In a typical bone scan technique, the patient is injected (usually into a vein in the arm or hand, occasionally the foot) with up to 740 MBq of technetium-99m-MDP and then scanned with a gamma camera, which captures planar anterior and posterior or single photon emission computed tomography (SPECT) images. In order to view small lesions SPECT imaging technique may be preferred over planar scintigraphy.

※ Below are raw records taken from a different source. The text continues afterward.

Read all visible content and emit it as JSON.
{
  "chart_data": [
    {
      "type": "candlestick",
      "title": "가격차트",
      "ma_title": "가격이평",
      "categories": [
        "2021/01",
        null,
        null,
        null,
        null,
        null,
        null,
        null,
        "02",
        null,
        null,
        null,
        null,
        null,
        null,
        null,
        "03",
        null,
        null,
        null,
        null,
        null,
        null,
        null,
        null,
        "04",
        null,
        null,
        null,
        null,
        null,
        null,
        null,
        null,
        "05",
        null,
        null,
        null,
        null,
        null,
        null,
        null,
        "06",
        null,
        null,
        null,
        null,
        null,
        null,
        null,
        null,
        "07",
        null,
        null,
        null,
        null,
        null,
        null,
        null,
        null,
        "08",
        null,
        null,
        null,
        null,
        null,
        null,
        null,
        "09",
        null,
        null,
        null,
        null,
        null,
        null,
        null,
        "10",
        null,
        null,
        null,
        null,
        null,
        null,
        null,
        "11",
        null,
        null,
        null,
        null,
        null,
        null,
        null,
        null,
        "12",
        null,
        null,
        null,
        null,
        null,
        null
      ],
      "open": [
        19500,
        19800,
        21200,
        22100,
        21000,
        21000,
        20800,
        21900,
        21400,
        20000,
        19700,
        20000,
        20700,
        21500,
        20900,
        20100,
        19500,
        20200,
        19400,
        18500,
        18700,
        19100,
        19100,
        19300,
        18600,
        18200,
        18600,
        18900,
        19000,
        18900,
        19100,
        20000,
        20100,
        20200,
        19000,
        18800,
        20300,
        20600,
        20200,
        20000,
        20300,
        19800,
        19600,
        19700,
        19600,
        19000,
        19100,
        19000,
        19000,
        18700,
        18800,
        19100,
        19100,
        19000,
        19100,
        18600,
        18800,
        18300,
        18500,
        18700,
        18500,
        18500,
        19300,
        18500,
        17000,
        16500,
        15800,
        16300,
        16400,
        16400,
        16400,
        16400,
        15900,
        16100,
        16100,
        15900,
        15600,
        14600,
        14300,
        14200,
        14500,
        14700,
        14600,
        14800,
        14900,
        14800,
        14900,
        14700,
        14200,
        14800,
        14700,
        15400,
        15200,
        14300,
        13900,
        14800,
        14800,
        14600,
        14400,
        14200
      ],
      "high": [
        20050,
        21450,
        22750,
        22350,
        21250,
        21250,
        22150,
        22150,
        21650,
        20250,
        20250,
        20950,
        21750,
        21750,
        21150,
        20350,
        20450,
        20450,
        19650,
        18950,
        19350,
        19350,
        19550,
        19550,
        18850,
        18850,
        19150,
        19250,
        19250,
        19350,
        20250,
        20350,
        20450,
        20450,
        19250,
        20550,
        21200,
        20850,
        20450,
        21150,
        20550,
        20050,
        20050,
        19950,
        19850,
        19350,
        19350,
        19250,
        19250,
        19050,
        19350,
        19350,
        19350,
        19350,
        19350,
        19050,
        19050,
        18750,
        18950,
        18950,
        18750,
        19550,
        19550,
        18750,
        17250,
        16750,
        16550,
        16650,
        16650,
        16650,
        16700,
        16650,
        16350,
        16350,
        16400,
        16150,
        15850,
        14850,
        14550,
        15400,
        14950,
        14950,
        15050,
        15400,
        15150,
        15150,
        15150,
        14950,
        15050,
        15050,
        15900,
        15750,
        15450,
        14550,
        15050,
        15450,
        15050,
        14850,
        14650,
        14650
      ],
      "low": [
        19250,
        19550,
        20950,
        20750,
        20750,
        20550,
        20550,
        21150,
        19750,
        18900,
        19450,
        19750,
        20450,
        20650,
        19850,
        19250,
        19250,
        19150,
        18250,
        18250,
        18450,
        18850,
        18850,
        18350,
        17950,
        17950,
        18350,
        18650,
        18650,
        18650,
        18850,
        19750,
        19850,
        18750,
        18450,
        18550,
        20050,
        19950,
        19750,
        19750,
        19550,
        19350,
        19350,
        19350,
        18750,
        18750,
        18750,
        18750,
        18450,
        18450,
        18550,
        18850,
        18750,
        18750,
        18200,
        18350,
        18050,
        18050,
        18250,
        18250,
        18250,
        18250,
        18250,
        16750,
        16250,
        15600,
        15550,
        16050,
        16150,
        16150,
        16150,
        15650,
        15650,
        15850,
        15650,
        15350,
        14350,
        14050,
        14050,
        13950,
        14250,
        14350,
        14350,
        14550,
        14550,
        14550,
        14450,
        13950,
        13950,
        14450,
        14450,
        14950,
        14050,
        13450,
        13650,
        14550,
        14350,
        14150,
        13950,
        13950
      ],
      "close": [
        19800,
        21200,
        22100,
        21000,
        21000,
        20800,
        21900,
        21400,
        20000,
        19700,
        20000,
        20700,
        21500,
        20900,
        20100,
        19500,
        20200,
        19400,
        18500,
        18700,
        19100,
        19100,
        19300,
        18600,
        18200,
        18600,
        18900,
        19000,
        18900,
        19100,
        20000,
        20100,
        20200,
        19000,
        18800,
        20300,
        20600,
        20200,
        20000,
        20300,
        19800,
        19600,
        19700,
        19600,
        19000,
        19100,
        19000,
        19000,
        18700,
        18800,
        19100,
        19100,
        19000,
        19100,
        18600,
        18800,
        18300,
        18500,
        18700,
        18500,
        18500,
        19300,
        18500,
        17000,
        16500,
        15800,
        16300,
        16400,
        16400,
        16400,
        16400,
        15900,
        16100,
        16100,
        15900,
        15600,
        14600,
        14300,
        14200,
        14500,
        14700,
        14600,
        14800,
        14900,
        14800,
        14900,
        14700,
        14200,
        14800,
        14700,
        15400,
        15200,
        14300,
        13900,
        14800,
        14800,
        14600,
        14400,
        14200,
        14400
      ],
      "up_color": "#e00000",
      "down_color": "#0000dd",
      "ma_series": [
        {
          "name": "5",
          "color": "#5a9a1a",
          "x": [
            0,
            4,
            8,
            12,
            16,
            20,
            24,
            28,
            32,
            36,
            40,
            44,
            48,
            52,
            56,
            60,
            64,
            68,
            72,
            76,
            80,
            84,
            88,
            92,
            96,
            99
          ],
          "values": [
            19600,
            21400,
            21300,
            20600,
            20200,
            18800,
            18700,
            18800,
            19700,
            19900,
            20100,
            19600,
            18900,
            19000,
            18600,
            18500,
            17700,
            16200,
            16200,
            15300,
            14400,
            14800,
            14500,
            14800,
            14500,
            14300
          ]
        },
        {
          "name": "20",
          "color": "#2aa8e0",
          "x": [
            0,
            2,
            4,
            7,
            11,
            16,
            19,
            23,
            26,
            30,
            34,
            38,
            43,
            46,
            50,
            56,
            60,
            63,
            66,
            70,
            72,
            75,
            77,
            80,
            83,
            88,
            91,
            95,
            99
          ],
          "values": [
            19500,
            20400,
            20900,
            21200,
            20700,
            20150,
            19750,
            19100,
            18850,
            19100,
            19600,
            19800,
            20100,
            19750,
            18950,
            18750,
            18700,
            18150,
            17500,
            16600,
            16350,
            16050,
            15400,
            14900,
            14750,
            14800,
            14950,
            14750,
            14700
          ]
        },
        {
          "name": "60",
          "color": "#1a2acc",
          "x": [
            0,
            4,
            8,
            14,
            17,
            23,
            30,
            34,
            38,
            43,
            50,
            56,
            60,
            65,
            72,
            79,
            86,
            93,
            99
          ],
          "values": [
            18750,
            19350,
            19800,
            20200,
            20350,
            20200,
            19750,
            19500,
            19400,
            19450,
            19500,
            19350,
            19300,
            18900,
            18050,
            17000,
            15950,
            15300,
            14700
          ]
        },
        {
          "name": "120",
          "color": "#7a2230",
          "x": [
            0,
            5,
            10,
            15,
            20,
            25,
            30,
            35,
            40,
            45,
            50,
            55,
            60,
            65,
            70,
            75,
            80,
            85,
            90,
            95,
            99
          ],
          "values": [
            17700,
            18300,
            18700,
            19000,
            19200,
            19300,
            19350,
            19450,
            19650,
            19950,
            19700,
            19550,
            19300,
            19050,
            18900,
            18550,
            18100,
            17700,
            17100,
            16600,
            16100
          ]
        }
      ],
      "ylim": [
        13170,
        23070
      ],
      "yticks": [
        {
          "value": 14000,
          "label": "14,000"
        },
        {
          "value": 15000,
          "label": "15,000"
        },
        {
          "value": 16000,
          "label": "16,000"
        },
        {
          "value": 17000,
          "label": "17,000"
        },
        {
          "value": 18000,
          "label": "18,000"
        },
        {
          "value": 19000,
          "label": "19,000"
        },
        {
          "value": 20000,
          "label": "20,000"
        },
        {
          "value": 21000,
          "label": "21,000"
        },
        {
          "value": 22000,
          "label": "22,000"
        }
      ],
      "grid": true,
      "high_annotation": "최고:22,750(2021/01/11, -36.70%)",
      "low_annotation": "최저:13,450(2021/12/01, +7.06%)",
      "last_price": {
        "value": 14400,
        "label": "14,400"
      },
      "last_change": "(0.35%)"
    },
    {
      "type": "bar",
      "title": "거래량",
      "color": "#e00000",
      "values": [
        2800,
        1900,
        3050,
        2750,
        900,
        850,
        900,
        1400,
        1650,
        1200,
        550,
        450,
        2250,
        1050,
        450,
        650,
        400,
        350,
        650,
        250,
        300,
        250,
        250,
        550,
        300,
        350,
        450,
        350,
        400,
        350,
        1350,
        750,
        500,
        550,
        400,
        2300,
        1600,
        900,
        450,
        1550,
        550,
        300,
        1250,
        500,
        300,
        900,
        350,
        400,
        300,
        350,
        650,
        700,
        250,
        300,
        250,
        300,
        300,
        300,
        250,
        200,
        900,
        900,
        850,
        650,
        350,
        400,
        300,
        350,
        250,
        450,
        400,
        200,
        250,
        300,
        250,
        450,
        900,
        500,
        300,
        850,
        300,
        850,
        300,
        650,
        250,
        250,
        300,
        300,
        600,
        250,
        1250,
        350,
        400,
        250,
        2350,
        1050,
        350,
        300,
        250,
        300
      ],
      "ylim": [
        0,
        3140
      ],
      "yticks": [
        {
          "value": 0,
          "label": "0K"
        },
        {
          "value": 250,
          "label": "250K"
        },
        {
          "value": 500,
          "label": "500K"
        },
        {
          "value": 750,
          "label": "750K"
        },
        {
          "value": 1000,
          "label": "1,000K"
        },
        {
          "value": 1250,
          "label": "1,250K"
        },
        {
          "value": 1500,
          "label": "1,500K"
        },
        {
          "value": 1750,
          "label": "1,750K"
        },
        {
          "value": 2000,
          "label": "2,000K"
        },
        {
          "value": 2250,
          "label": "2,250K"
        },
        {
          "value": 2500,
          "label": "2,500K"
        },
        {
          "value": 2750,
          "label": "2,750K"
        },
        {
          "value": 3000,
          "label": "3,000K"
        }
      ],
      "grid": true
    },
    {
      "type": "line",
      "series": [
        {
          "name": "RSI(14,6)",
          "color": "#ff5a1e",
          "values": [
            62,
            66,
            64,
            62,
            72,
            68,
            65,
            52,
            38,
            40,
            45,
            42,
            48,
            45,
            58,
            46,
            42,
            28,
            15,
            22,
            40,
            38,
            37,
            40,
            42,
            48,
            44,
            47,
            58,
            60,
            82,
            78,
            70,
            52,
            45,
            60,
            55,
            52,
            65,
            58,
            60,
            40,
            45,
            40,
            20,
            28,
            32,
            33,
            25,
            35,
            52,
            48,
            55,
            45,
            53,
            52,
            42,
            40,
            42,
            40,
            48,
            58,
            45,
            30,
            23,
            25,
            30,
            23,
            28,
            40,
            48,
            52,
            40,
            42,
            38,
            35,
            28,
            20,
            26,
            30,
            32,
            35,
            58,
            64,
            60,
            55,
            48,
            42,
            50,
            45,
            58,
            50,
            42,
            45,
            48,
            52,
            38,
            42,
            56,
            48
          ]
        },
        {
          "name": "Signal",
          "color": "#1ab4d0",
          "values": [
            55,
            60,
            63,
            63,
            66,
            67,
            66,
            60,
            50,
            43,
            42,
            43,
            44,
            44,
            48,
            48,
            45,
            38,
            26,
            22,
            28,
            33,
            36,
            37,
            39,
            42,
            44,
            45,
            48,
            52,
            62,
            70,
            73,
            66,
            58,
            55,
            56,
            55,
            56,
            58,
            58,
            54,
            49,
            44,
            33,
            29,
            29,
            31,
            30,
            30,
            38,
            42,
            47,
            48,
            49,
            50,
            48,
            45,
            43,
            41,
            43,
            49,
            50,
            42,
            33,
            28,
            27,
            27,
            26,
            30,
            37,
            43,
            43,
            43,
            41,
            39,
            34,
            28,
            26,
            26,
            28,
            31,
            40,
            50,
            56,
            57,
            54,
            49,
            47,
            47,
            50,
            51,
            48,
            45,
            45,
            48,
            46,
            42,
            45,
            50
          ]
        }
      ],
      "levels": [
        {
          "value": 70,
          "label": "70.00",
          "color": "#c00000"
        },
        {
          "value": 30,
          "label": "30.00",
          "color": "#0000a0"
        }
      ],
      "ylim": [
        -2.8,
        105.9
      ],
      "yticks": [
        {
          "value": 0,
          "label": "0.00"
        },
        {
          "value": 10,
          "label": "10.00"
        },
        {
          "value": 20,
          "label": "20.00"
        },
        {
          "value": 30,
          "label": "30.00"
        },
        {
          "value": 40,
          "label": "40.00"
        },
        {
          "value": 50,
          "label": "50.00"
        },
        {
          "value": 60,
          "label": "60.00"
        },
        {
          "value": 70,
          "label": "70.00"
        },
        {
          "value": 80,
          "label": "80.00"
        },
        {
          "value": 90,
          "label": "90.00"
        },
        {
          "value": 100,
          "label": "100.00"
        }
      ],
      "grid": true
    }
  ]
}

In a single phase protocol (skeletal imaging alone), which will primarily highlight osteoblasts, images are usually acquired 2–5 hours after the injection (after four hours 50–60% of the activity will be fixed to bones). A two or three phase protocol utilises additional scans at different points after the injection to obtain additional diagnostic information. A dynamic (i.e. multiple acquired frames) study immediately after the injection captures perfusion information. A second phase "blood pool" image following the perfusion (if carried out in a three phase technique) can help to diagnose inflammatory conditions or problems of blood supply.

A typical effective dose obtained during a bone scan is 6.3 millisieverts (mSv).

PET bone imaging

Although bone scintigraphy generally refers to gamma camera imaging of 99mTc radiopharmaceuticals, imaging with positron emission tomography (PET) scanners is also possible, using fluorine-18 sodium fluoride ([18F]NaF).

For quantitative measurements, 99mTc-MDP has some advantages over [18F]NaF. MDP renal clearance is not affected by urine flow rate and simplified data analysis can be employed which assumes steady state conditions. It has negligible tracer uptake in red blood cells, therefore correction for plasma to whole blood ratios is not required unlike [18F]NaF. However, disadvantages include higher rates of protein binding (from 25% immediately after injection to 70% after 12 hours leading to the measurement of freely available MDP over time), and less diffusibility due to higher molecular weight than [18F]NaF, leading to lower capillary permeability.

There are several advantages of the PET technique, which are common to PET imaging in general, including improved spatial resolution and more developed attenuation correction techniques. Patient experience is improved as imaging can be started much more quickly following radiopharmaceutical injection (30–45 minutes, compared to 2–3 hours for MDP/HDP). [18F]NaF PET is hampered by high demand for scanners, and limited tracer availability.